Among the moons of the ringed planet, Saturn, little Enceladus was the primary target of the Cassini space probe other than huge Titan. And for good reason: Apart from Jupiter’s moon Europa, Enceladus is these days considered the most promising target in the quest for extraterrestrial life in the solar system. In this respect, the moons and dwarf planets of the outer solar system have left long-favoured planet Mars behind by now.
Only the last ten years have made evident to us that cold worlds need not be frozen to the core and inanimate. Traces of past or even present activities like earthquakes, geysers, eruptions, snowfalls or even tidal surges can be found on locations from the innermost dwarf planet Ceres to its big brother Pluto far away behind the orbits of the large Jovian giants.
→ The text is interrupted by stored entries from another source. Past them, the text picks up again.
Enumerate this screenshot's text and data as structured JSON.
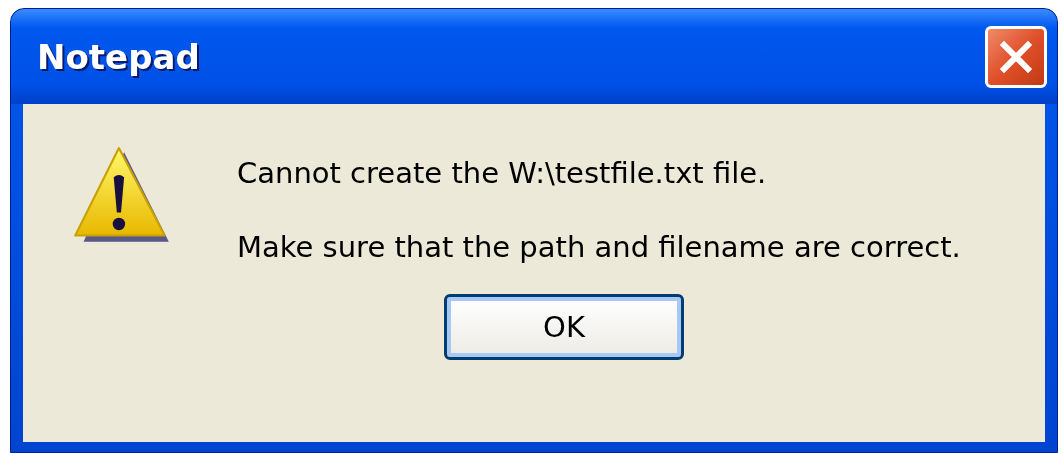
{
  "window": {
    "title": "Notepad"
  },
  "message": {
    "lines": [
      "Cannot create the W:\\testfile.txt file.",
      "Make sure that the path and filename are correct."
    ]
  },
  "buttons": [
    "OK"
  ]
}
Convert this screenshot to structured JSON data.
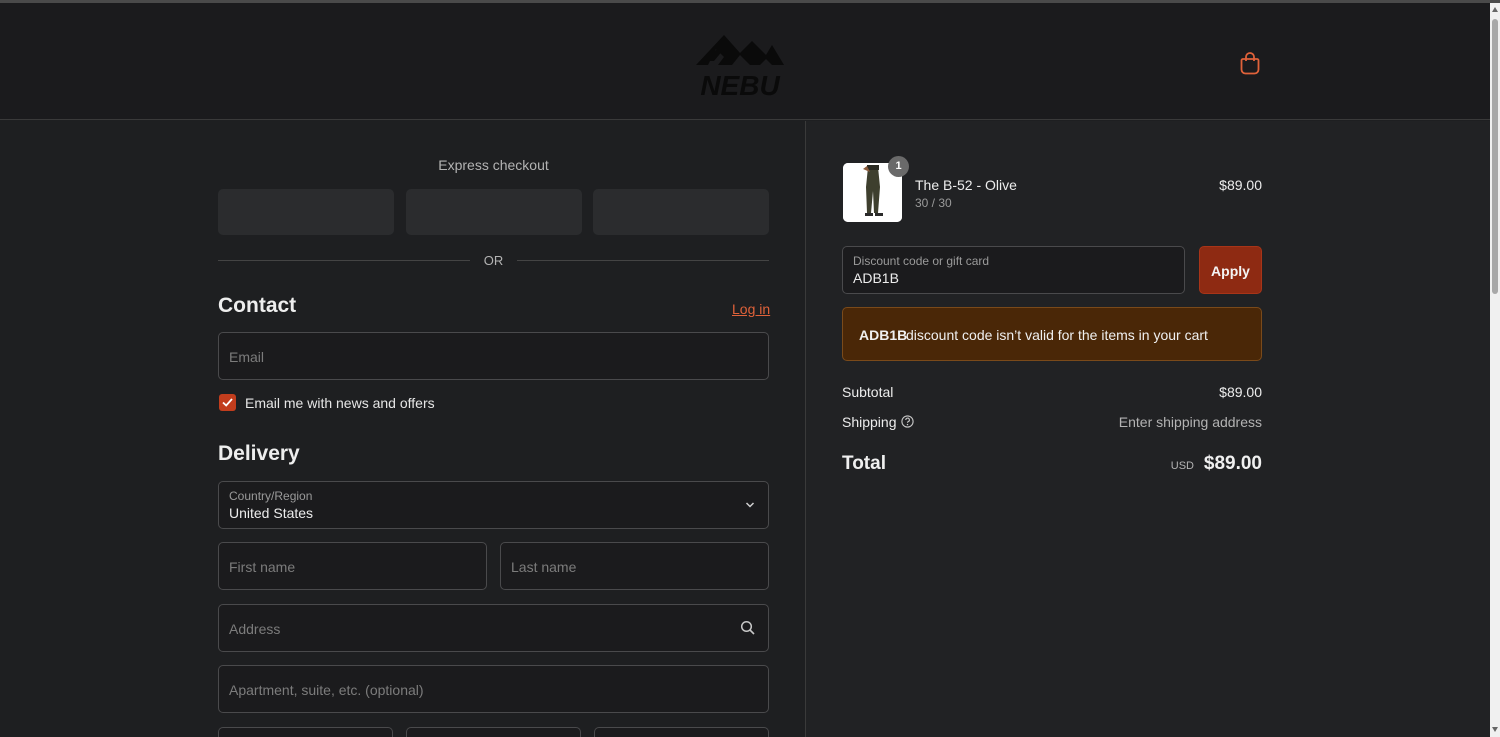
{
  "header": {
    "logo_text": "NEBU",
    "cart_icon": "shopping-bag-icon"
  },
  "express": {
    "title": "Express checkout",
    "or_text": "OR"
  },
  "contact": {
    "title": "Contact",
    "login_label": "Log in",
    "email_placeholder": "Email",
    "newsletter_label": "Email me with news and offers",
    "newsletter_checked": true
  },
  "delivery": {
    "title": "Delivery",
    "country_label": "Country/Region",
    "country_value": "United States",
    "first_name_placeholder": "First name",
    "last_name_placeholder": "Last name",
    "address_placeholder": "Address",
    "apartment_placeholder": "Apartment, suite, etc. (optional)"
  },
  "order": {
    "item": {
      "quantity": "1",
      "name": "The B-52 - Olive",
      "variant": "30 / 30",
      "price": "$89.00"
    },
    "discount_label": "Discount code or gift card",
    "discount_value": "ADB1B",
    "apply_label": "Apply",
    "error_code": "ADB1B",
    "error_message": "discount code isn’t valid for the items in your cart",
    "subtotal_label": "Subtotal",
    "subtotal_value": "$89.00",
    "shipping_label": "Shipping",
    "shipping_value": "Enter shipping address",
    "total_label": "Total",
    "total_currency": "USD",
    "total_value": "$89.00"
  },
  "colors": {
    "accent": "#c23d1d",
    "link": "#e0623a",
    "alert_bg": "#4a2707"
  }
}
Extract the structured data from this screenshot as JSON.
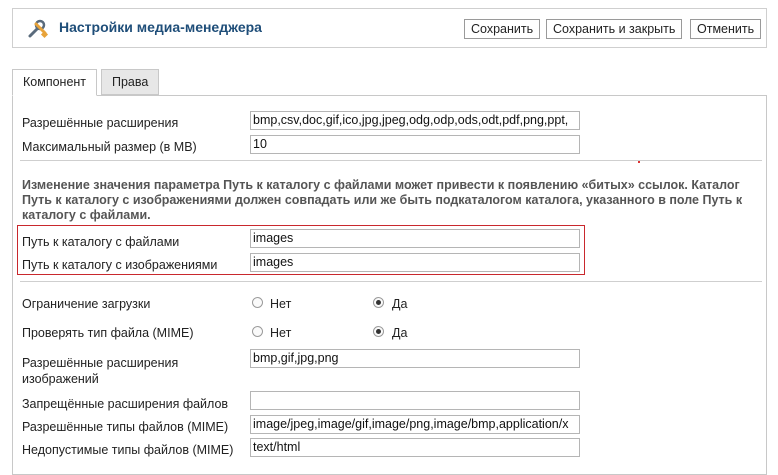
{
  "header": {
    "title": "Настройки медиа-менеджера",
    "logo_icon": "tools-icon",
    "buttons": {
      "save": "Сохранить",
      "save_close": "Сохранить и закрыть",
      "cancel": "Отменить"
    }
  },
  "tabs": [
    {
      "label": "Компонент",
      "active": true
    },
    {
      "label": "Права",
      "active": false
    }
  ],
  "fields": {
    "allowed_extensions": {
      "label": "Разрешённые расширения",
      "value": "bmp,csv,doc,gif,ico,jpg,jpeg,odg,odp,ods,odt,pdf,png,ppt,"
    },
    "max_size": {
      "label": "Максимальный размер (в MB)",
      "value": "10"
    },
    "note": "Изменение значения параметра Путь к каталогу с файлами может привести к появлению «битых» ссылок. Каталог Путь к каталогу с изображениями должен совпадать или же быть подкаталогом каталога, указанного в поле Путь к каталогу с файлами.",
    "file_path": {
      "label": "Путь к каталогу с файлами",
      "value": "images"
    },
    "image_path": {
      "label": "Путь к каталогу с изображениями",
      "value": "images"
    },
    "upload_restrict": {
      "label": "Ограничение загрузки",
      "no": "Нет",
      "yes": "Да",
      "selected": "yes"
    },
    "check_mime": {
      "label": "Проверять тип файла (MIME)",
      "no": "Нет",
      "yes": "Да",
      "selected": "yes"
    },
    "image_extensions": {
      "label_line1": "Разрешённые расширения",
      "label_line2": "изображений",
      "value": "bmp,gif,jpg,png"
    },
    "ignored_extensions": {
      "label": "Запрещённые расширения файлов",
      "value": ""
    },
    "allowed_mime": {
      "label": "Разрешённые типы файлов (MIME)",
      "value": "image/jpeg,image/gif,image/png,image/bmp,application/x"
    },
    "illegal_mime": {
      "label": "Недопустимые типы файлов (MIME)",
      "value": "text/html"
    }
  },
  "colors": {
    "title": "#1f4e79",
    "highlight_border": "#c9282d"
  }
}
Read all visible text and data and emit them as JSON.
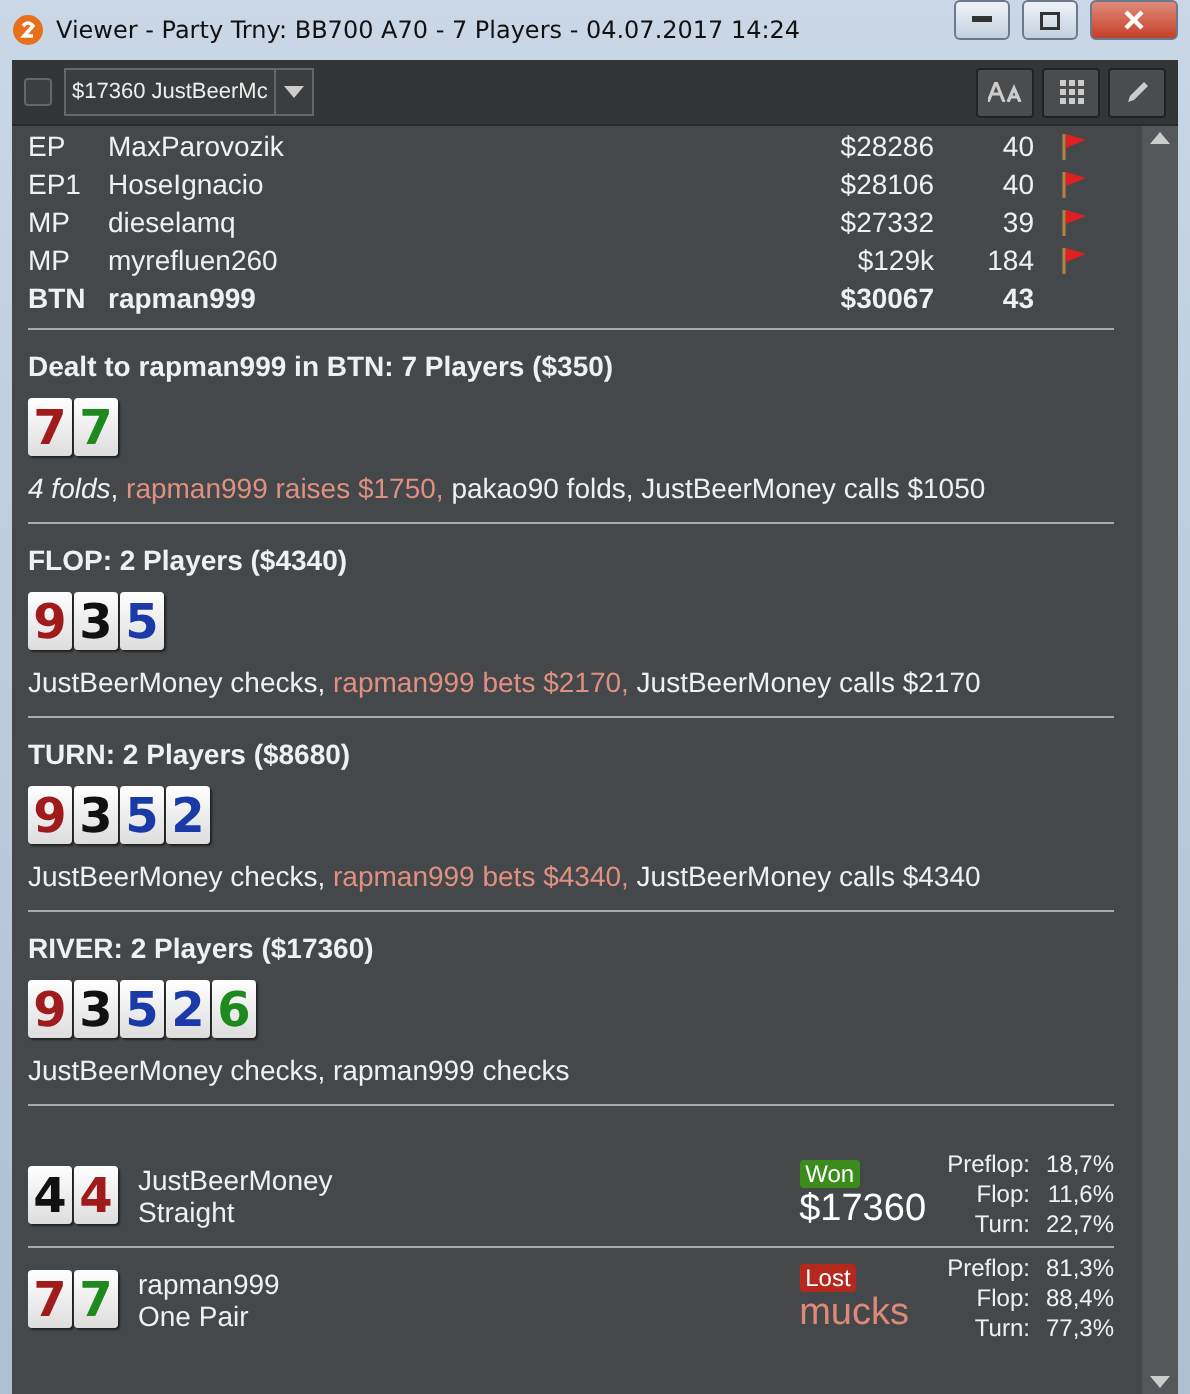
{
  "window": {
    "title": "Viewer - Party Trny: BB700 A70 - 7 Players - 04.07.2017 14:24"
  },
  "toolbar": {
    "checked": false,
    "hand_select": "$17360 JustBeerMc"
  },
  "players": [
    {
      "position": "EP",
      "name": "MaxParovozik",
      "stack": "$28286",
      "hands": "40",
      "hero": false,
      "flag": true
    },
    {
      "position": "EP1",
      "name": "HoseIgnacio",
      "stack": "$28106",
      "hands": "40",
      "hero": false,
      "flag": true
    },
    {
      "position": "MP",
      "name": "dieselamq",
      "stack": "$27332",
      "hands": "39",
      "hero": false,
      "flag": true
    },
    {
      "position": "MP",
      "name": "myrefluen260",
      "stack": "$129k",
      "hands": "184",
      "hero": false,
      "flag": true
    },
    {
      "position": "BTN",
      "name": "rapman999",
      "stack": "$30067",
      "hands": "43",
      "hero": true,
      "flag": false
    }
  ],
  "streets": [
    {
      "heading": "Dealt to rapman999 in BTN: 7 Players ($350)",
      "cards": [
        {
          "rank": "7",
          "color": "#a01c1c"
        },
        {
          "rank": "7",
          "color": "#1e8a1e"
        }
      ],
      "actions": [
        {
          "kind": "plain",
          "text": "*4 folds*, "
        },
        {
          "kind": "hero",
          "text": "rapman999 raises $1750,"
        },
        {
          "kind": "plain",
          "text": " pakao90 folds, JustBeerMoney calls $1050"
        }
      ]
    },
    {
      "heading": "FLOP: 2 Players ($4340)",
      "cards": [
        {
          "rank": "9",
          "color": "#a01c1c"
        },
        {
          "rank": "3",
          "color": "#111111"
        },
        {
          "rank": "5",
          "color": "#1a3aa8"
        }
      ],
      "actions": [
        {
          "kind": "plain",
          "text": "JustBeerMoney checks, "
        },
        {
          "kind": "hero",
          "text": "rapman999 bets $2170,"
        },
        {
          "kind": "plain",
          "text": " JustBeerMoney calls $2170"
        }
      ]
    },
    {
      "heading": "TURN: 2 Players ($8680)",
      "cards": [
        {
          "rank": "9",
          "color": "#a01c1c"
        },
        {
          "rank": "3",
          "color": "#111111"
        },
        {
          "rank": "5",
          "color": "#1a3aa8"
        },
        {
          "rank": "2",
          "color": "#1a3aa8"
        }
      ],
      "actions": [
        {
          "kind": "plain",
          "text": "JustBeerMoney checks, "
        },
        {
          "kind": "hero",
          "text": "rapman999 bets $4340,"
        },
        {
          "kind": "plain",
          "text": " JustBeerMoney calls $4340"
        }
      ]
    },
    {
      "heading": "RIVER: 2 Players ($17360)",
      "cards": [
        {
          "rank": "9",
          "color": "#a01c1c"
        },
        {
          "rank": "3",
          "color": "#111111"
        },
        {
          "rank": "5",
          "color": "#1a3aa8"
        },
        {
          "rank": "2",
          "color": "#1a3aa8"
        },
        {
          "rank": "6",
          "color": "#1e8a1e"
        }
      ],
      "actions": [
        {
          "kind": "plain",
          "text": "JustBeerMoney checks, rapman999 checks"
        }
      ]
    }
  ],
  "results": [
    {
      "cards": [
        {
          "rank": "4",
          "color": "#111111"
        },
        {
          "rank": "4",
          "color": "#a01c1c"
        }
      ],
      "name": "JustBeerMoney",
      "hand": "Straight",
      "won": true,
      "badge": "Won",
      "amount": "$17360",
      "equity": [
        {
          "label": "Preflop:",
          "value": "18,7%"
        },
        {
          "label": "Flop:",
          "value": "11,6%"
        },
        {
          "label": "Turn:",
          "value": "22,7%"
        }
      ]
    },
    {
      "cards": [
        {
          "rank": "7",
          "color": "#a01c1c"
        },
        {
          "rank": "7",
          "color": "#1e8a1e"
        }
      ],
      "name": "rapman999",
      "hand": "One Pair",
      "won": false,
      "badge": "Lost",
      "amount": "mucks",
      "equity": [
        {
          "label": "Preflop:",
          "value": "81,3%"
        },
        {
          "label": "Flop:",
          "value": "88,4%"
        },
        {
          "label": "Turn:",
          "value": "77,3%"
        }
      ]
    }
  ]
}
NASA has made it a habit to claim ‘oceans’ in the netherworlds of icy bodies in and beyond the planetoid belt wherever it looks. It may sound encouraging at press conferences because it makes many an audience think of fish, jellyfish and coral. On Enceladus, alleged ‘geysers’ even spray water vapour into the sky, evoking mental images of the Yellowstone National Park, of Iceland or just of Andernach in Germany. Textbook articles, on the other hand, often refer more reservedly to those briny waters inside lesser worlds of the solar system as ‘liquid mantles’.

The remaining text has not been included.